Kırcı'nın firarındaki esrar perdesini bir polis memurunun, olayı soruşturan dönemin İstanbul Cumhuriyet Başsavcısı Avni Bilgin'e yazdığı ihbar mektubu araladı. Kırcı'nın Emniyet Amiri Mehmet Aslan Ünal ve Sedat Demir tarafından Ünal'ın aracına bindirilerek kaçırıldığının iddia edildiği mektup şöyle:
"Demir, Kırcı'nın serbest bırakılması için başkomiserimize emir verdi. Büro amirimiz bu emri yerine getirmeyip, doktor raporu alarak kaçmak zorunda kaldı. Kırcı, bir hafta Asayiş Şubesi'nde müdürün odasında ayak ayak üstüne atıp oturdu ve koridorlarda serbest şekilde gezdi. Müdürümüzün 'bu şahıs istediği gibi gezebilir' emri üzerine bir şey diyemiyorduk. Hatta o aralarda bu şahsın Demir tarafından plan kurularak kaçırtılacağı şaibeleri söyleniyordu. Bunun kanıtı, Cinayet Masası'na numaradan sorgulanmak üzere gönderileceği ve oradan kaçırtılacağıydı. Nihayet şahıs, Demir'in odasına getirildi, sonradan da tekrar İnfaz Bürosu'na gönderilmiş gibi yapılarak Demir'in odasında saklanıldı. Akşam 18.00 sıralarında Emniyet Amiri Mehmet Aslan Ünal ve Sedat Demir'le birlikte Emniyet Müdür Yardımcısı'nın katındaki merdivenlerden garaj kısmından emniyet amirinin arabasına bindirilerek kaçırılmıştır. Sonradan da niye bu adamı kaçırttınız diye bizlere bağırılıp çağırılmıştır. Aslında bu konu kapatılacaktı. Nasıl soruşturma açıldı bilemiyorum."

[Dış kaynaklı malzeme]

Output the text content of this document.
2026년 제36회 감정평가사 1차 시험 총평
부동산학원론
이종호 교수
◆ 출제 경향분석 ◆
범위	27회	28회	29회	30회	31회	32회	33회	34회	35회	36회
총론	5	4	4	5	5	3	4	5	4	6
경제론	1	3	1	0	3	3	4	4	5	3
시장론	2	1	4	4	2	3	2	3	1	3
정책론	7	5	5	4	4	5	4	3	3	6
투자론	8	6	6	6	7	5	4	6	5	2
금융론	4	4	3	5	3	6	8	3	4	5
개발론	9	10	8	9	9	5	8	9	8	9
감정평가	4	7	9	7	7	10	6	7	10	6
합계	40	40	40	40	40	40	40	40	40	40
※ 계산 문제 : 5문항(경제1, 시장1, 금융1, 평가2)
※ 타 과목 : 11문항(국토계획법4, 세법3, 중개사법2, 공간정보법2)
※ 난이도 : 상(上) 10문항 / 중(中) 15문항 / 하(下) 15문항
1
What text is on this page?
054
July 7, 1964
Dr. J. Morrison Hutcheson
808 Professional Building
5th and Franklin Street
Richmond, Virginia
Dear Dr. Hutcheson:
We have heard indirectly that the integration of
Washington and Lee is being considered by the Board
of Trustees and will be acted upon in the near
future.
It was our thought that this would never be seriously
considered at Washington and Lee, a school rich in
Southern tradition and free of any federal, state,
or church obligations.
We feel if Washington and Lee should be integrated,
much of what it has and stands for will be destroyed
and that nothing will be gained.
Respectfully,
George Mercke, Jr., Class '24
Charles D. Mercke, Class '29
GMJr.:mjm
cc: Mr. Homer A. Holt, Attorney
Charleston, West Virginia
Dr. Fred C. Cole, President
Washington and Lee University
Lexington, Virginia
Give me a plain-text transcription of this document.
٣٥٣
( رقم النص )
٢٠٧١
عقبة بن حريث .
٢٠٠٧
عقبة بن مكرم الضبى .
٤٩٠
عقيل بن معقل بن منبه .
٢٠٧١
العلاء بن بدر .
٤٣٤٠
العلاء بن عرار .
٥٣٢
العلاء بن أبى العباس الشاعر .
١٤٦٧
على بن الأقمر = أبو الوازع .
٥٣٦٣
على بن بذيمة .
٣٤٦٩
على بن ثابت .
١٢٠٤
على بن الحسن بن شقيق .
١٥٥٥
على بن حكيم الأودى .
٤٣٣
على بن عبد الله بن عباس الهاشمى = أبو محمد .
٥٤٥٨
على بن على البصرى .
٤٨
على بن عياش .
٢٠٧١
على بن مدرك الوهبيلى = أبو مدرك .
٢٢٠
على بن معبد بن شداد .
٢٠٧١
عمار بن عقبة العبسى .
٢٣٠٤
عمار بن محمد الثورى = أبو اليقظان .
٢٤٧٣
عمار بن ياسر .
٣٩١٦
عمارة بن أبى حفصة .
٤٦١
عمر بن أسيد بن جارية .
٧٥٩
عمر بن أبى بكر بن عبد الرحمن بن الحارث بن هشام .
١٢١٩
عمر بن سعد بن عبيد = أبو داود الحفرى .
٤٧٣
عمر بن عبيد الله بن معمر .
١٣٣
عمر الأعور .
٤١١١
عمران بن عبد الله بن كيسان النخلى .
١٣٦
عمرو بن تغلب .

Mektupta Kırcı'yı makam arabasına bindirerek kaçırdığı iddia edilen Emniyet Amiri Mehmet Aslan Ünal'ın ifadesine başvurulmadığı ortaya çıktı. Kırcı'nın firarıyla ilgili Adalet Bakanlığı Teftiş Kurulu Başkanlığı'na Küçükçekmece Cumhuriyet Başsavcısı Muzaffer İnanlı'nın gönderdiği bir raporda da, "şahit iki polis memuru Adnan Başkurt ve Hasan Öztürk'ün milletvekili olan eski genel müdürünün ABD'den telefon ettiği" iddiasına yer verildi.